The next part of the pre-race was pretty typical.  Getting dressed, getting lubed, getting my head right.  There were 4 different race distances, 10K, half marathon, marathon and 50K.  The course was a 10K loop with the half and full marathoners doing a little mini-loop before going out on the main loop.  The halfs did the loop once, the fulls did it twice.  This was the only part of the race where it was a complete bottleneck.  The first mini-loop was nearly impossible to run.  I was a little frustrated, but at the same time, I treated it as my warm up and didn’t really let it get to me.  After completing the mini loops, I set off on the true course for the first time.  It was a series of well maintained trails with only a smidgen of mud and only a few hard climbs that really aren’t all that hard.  I ran the whole course the first time around, but walked the steep hills on loops 2-4.  I used my pack through the second loop, but switched out to a single handheld at the beginning of loop 3 which was plenty for loop 3, but after getting a fresh handheld from my wife at the beginning of loop 4, I realized I should have brought them both.  I was trying to stay hydrated, but around mile 24 I got a bitchy cramp in my left calf that lasted mostly through the remainder of the race.  This is totally my own fault.  The only nutrition I used all race was Huma gels and water.  After chatting with Eric and another friend, I quickly went online and picked up some S!caps.  My final time was 4:43:32 which I’m happy with.  I was shooting for a sub 5 hour race and got it.

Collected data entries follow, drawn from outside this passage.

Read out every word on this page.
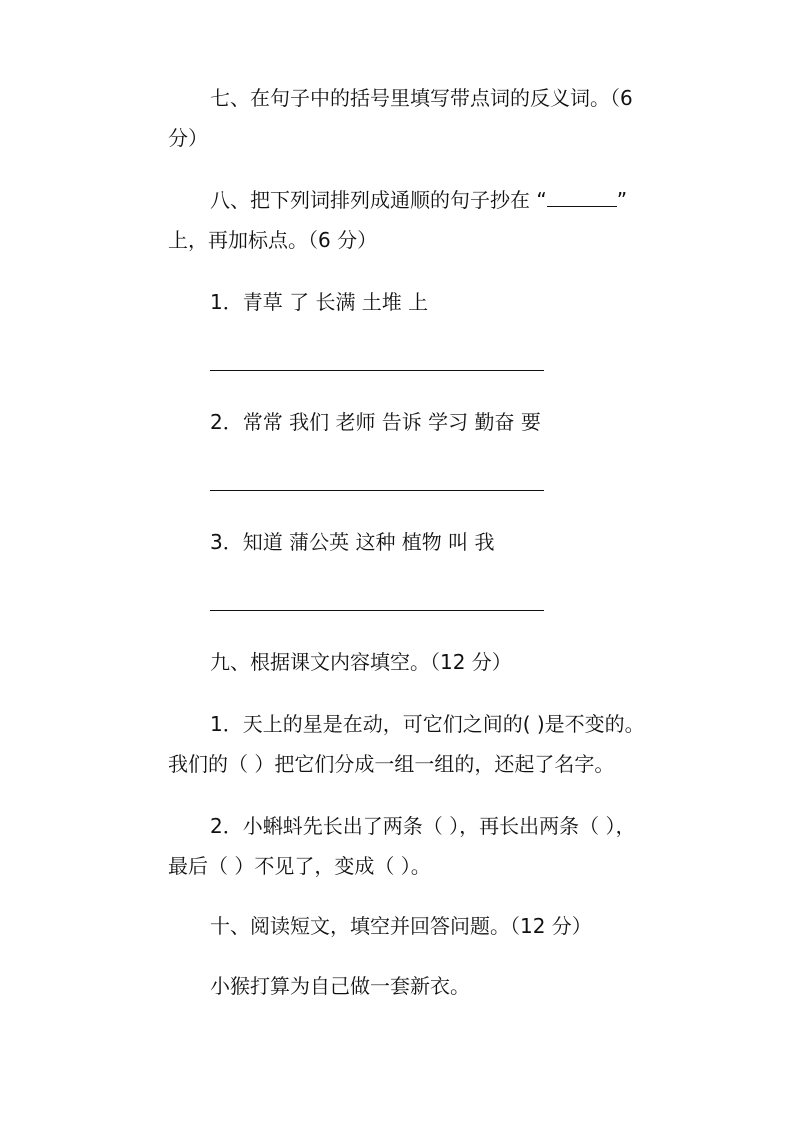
七、在句子中的括号里填写带点词的反义词。（6
分）
八、把下列词排列成通顺的句子抄在 “	”
上，再加标点。（6 分）
1．青草 了 长满 土堆 上
2．常常 我们 老师 告诉 学习 勤奋 要
3．知道 蒲公英 这种 植物 叫 我
九、根据课文内容填空。（12 分）
1．天上的星是在动，可它们之间的( )是不变的。
我们的（ ）把它们分成一组一组的，还起了名字。
2．小蝌蚪先长出了两条（ ），再长出两条（ ），
最后（ ）不见了，变成（ ）。
十、阅读短文，填空并回答问题。（12 分）
小猴打算为自己做一套新衣。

I think the day was made special, not necessarily by completing my first marathon, but by how humbled I was that my wife and daughter, sister and brother-in-law, my parents and some friends all drove nearly 2 hours to see me run.  It was such a lift after every loop seeing them all there cheering me on.  It was also really, REALLY cool talking with Eric Sherman and being part of his podcast. I also can’t say enough great things about the TARC community as a whole.  I’m already signed up for a fall race of theirs and might try to squeeze in some more this summer.